Politisches im Plauderton
SPD Talk Spitzenkandidatin Kohnen diskutiert mit Johano Strasser
Kaufering Politik im Plauderton, aber mit Substanz: So präsentierte sich die Spitzenkandidatin der SPD, Natascha Kohnen am Sonntagvormittag in Kaufering vor 50 Interessierten. Unter der Überschrift „Kohnen Plus“tourt die 50-jährige Politikerin durch Bayern und diskutiert mit ausgewählten Gesprächspartnern. Gastgeber war in Kaufering Stimmkreiskandidat Christian Winklmeier
Mit dem in Berg am Starnberger See lebenden ehemaligen Präsidenten des Schriftstellerverbandes PEN, Johano Strasser, hatte Kohnen ein „SPD-Urgestein“als Gegenüber, der in der zweiten Hälfte des Talks programmatische Thesen für die Zukunft formulierte. Was kaum verwundert, der 79-jährige Politologe und Schriftsteller ist seit 1975 Mitglied der Grundwertekommission der Sozialdemokraten.
Strasser wurde Ende der 1960erJahre SPD-Mitglied, da er aus dem „rein intellektuellen Milieu“heraus wollte, wie er erzählte – eine SPDMitgliedschaft also, um Arbeitern zu begegnen. Kohnen thematisierte, dass die SPD damals die Partei der „angeblich kleinen Leute“gewesen sei. Die Arbeiterpartei SPD gibt es so jedoch nicht mehr, Kohnen sprach unter anderem den Bildungsaufstieg an, den erst die SPD ermöglicht habe. Jetzt sieht sie bei vielen „kleinen Leuten“diffuse Ängste und eine Distanz zur Politik, trotz guter Konjunktur und starker Wirtschaft. Für Strasser funktionieren in Zeiten der Globalisierung bisherige Mechanismen nicht mehr: Früher sei die Maxime gewesen, dass wenn man das Wachstum fördere, aus dem Zuwachs auch soziale und kulturelle Förderung erbracht werden kann. „Die Grundlagen dieses politischen Modells stimmen nicht mehr.“So gebe es auch eine Verunsicherung von bessergestellten Bürgern, die auf Pegida-Demonstrationen zu finden seien.

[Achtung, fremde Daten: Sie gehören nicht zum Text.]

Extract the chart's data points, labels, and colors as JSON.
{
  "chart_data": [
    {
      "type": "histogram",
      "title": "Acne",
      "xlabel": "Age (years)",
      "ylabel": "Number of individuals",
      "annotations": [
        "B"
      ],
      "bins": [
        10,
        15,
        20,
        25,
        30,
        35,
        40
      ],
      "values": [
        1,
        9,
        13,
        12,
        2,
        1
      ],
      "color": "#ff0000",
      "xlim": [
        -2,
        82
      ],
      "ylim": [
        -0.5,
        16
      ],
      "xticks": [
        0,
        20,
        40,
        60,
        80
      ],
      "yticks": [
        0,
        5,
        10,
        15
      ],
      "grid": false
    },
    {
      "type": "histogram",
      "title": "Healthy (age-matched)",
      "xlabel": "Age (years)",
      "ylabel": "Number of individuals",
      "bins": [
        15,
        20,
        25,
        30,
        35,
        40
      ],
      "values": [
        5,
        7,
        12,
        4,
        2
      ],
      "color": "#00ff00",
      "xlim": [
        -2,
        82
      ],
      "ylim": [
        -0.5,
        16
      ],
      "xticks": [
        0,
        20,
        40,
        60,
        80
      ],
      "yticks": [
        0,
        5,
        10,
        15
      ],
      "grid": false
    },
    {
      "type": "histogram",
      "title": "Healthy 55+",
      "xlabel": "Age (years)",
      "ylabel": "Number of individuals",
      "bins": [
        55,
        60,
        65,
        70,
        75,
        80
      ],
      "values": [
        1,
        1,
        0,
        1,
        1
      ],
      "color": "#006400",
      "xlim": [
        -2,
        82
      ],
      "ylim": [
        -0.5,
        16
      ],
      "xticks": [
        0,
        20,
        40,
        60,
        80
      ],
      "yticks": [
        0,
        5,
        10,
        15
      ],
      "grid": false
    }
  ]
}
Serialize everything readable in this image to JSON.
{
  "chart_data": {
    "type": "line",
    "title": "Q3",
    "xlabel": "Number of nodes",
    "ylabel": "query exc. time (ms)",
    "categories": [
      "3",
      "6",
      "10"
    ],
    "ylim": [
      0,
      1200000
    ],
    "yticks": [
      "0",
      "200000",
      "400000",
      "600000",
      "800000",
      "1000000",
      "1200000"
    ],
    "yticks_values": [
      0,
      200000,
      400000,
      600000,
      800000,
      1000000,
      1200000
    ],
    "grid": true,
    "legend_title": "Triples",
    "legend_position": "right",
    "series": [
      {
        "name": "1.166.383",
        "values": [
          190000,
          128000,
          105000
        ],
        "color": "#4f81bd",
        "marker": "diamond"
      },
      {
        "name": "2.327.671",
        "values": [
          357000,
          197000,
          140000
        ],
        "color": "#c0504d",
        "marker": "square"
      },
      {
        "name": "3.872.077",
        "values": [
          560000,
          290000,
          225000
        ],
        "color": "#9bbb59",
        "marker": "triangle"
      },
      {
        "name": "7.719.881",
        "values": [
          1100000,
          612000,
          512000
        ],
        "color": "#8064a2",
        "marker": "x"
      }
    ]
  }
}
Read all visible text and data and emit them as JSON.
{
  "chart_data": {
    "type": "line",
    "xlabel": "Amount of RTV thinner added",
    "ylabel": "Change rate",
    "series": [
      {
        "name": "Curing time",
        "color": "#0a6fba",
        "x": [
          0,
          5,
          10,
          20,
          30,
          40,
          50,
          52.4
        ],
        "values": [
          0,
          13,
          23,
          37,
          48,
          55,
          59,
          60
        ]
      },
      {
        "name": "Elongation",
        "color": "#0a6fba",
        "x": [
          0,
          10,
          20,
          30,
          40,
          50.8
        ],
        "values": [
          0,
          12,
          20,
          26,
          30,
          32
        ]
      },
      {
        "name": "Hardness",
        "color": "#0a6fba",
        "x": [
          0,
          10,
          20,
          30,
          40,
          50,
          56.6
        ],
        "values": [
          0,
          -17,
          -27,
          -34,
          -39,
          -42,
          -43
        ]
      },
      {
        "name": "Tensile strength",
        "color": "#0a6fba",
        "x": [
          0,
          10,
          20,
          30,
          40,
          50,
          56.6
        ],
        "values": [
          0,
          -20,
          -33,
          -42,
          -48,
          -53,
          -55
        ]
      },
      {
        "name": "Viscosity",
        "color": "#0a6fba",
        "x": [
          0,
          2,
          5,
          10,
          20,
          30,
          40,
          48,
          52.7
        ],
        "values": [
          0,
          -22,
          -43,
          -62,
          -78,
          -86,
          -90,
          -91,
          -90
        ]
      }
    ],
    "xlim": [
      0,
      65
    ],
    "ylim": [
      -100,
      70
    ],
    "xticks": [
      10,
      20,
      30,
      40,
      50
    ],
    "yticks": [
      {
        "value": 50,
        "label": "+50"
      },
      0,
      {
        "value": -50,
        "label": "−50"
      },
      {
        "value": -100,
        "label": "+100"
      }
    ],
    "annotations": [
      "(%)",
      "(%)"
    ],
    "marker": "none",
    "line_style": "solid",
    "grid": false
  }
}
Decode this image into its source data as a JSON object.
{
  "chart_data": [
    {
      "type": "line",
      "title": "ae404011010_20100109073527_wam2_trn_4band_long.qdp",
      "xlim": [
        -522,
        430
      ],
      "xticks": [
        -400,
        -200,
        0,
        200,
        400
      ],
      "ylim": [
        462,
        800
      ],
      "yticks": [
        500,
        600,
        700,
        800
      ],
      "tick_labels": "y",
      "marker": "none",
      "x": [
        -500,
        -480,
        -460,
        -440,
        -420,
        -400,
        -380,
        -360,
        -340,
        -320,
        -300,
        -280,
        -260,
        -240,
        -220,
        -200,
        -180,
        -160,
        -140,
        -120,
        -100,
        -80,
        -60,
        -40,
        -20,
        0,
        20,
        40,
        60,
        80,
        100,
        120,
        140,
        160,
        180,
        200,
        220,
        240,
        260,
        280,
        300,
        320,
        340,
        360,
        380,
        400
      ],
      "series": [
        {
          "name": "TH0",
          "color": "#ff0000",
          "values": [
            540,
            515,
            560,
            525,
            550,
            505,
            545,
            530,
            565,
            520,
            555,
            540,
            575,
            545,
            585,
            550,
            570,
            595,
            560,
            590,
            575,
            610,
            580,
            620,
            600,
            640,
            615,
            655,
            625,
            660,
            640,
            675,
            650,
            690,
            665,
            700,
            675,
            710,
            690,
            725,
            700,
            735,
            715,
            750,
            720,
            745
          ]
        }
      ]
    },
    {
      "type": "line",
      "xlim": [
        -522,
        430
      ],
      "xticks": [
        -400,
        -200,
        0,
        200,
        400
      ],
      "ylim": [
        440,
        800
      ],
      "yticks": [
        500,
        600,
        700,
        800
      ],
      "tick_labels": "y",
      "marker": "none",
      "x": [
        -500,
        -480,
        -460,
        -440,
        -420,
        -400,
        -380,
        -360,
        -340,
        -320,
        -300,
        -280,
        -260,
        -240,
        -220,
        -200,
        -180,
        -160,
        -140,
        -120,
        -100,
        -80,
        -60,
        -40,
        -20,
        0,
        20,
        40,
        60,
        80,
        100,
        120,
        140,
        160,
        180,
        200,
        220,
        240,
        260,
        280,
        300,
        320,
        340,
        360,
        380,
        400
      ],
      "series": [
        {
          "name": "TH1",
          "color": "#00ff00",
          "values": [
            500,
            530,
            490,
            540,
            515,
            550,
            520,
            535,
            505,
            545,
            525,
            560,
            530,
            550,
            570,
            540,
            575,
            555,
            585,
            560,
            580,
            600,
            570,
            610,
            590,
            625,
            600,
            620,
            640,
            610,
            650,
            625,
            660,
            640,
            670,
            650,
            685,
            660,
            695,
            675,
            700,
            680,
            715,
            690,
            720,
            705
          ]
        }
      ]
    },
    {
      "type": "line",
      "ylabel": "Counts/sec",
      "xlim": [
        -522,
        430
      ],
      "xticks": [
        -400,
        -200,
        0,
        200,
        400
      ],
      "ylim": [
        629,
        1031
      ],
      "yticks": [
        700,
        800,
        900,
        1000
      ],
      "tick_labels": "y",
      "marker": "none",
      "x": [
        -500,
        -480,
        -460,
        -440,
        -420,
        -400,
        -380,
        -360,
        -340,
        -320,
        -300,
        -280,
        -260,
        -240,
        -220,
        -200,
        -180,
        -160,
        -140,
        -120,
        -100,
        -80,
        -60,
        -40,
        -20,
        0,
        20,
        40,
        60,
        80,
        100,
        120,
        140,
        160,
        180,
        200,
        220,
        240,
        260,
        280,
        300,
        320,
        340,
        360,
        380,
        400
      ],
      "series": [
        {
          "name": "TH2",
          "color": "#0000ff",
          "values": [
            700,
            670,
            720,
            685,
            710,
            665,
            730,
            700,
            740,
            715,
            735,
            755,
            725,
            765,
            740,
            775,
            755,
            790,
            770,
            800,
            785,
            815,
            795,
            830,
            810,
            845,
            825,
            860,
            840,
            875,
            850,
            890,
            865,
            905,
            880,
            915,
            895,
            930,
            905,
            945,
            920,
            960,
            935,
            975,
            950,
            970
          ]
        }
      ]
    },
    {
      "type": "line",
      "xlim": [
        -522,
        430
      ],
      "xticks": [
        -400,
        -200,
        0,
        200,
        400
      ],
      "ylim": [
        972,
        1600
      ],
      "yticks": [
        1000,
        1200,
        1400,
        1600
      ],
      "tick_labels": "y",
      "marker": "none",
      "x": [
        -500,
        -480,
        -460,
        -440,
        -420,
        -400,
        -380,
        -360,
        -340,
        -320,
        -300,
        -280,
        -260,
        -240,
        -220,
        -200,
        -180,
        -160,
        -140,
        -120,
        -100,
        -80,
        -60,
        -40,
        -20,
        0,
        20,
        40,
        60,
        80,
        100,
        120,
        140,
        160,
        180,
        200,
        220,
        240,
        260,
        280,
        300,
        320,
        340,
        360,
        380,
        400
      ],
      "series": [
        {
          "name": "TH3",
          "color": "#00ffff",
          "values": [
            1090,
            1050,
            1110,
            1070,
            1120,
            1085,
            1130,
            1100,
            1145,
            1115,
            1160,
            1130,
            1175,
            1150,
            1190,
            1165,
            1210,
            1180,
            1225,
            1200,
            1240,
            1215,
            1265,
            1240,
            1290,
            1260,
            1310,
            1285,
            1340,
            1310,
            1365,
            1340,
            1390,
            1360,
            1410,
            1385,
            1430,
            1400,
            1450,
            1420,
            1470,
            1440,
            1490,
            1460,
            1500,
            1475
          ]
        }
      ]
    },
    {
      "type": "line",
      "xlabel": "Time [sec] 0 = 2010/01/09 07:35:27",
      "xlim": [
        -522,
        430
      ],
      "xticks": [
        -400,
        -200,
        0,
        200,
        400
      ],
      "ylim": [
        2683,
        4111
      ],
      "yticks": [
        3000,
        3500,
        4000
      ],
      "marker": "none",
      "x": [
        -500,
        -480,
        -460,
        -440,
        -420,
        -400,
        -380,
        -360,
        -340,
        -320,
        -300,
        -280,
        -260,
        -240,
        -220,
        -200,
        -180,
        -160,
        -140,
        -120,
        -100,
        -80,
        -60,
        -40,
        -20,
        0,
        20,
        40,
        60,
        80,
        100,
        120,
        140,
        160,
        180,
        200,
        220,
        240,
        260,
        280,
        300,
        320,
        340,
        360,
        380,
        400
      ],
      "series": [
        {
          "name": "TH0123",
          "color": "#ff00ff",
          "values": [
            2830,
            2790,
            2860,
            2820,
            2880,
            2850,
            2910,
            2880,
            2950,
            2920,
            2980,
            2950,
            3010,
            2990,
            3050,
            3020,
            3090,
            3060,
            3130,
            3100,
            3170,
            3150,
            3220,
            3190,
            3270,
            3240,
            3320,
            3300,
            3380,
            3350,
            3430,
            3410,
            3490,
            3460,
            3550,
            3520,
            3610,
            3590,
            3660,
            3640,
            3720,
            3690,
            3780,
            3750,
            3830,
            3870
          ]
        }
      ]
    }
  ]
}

In Sachen Zukunftsfähigkeit sprach Kohnen die mangelnde Infrastruktur auf dem Lande im Bereich Digitalisierung und die Wohnungsnot in Großstädten wie ihrer Geburtsstadt München an. Sie kritisierte den Verkauf der 33 000 GBWWohnungen durch die Bayerische Landesbank: „Ich halte das Thema Wohnen für die soziale Frage.“In München koste ein Zimmer in einer Wohngemeinschaft 600 Euro. Zu diesem Thema forderte Strasser auch selbstkritisch, den Wohnungsverkauf in der Ära Schröder anzusehen. Für Kohnen ist wichtig, dass „die SPD eine klare Haltung aus ihren Werten heraus hat“. Sie beunruhigt die Entwicklung hin zu „Nationalstaaterei“in Europa.
Strasser hält die SPD für die einzige Partei, die auf die derzeitige Situation mit neuen Ideen antworten könne. Für Strasser liegt die Zukunft in einer europäischen Föderation. „Wir brauchen hier handlungsfähige staatliche Strukturen.“Nur so könne man in dieser globalisierten Welt steuernd eingreifen. Gleichzeitig plädiert er dafür, die Kompetenzen der Kommunen zu stärken. Die Arbeit wird sich nach Strassers Ansicht weiter verändern: In der Industrie und bei wiederholbaren Tätigkeiten auf dem Dienstleistungssektor werde die Automatisierung fortschreiten. Personenbezogene Dienstleistungen wie Pflege oder Unterrichten könnten nicht so rationalisiert werden. Diese Bereiche will er unter anderem finanziell gestärkt sehen.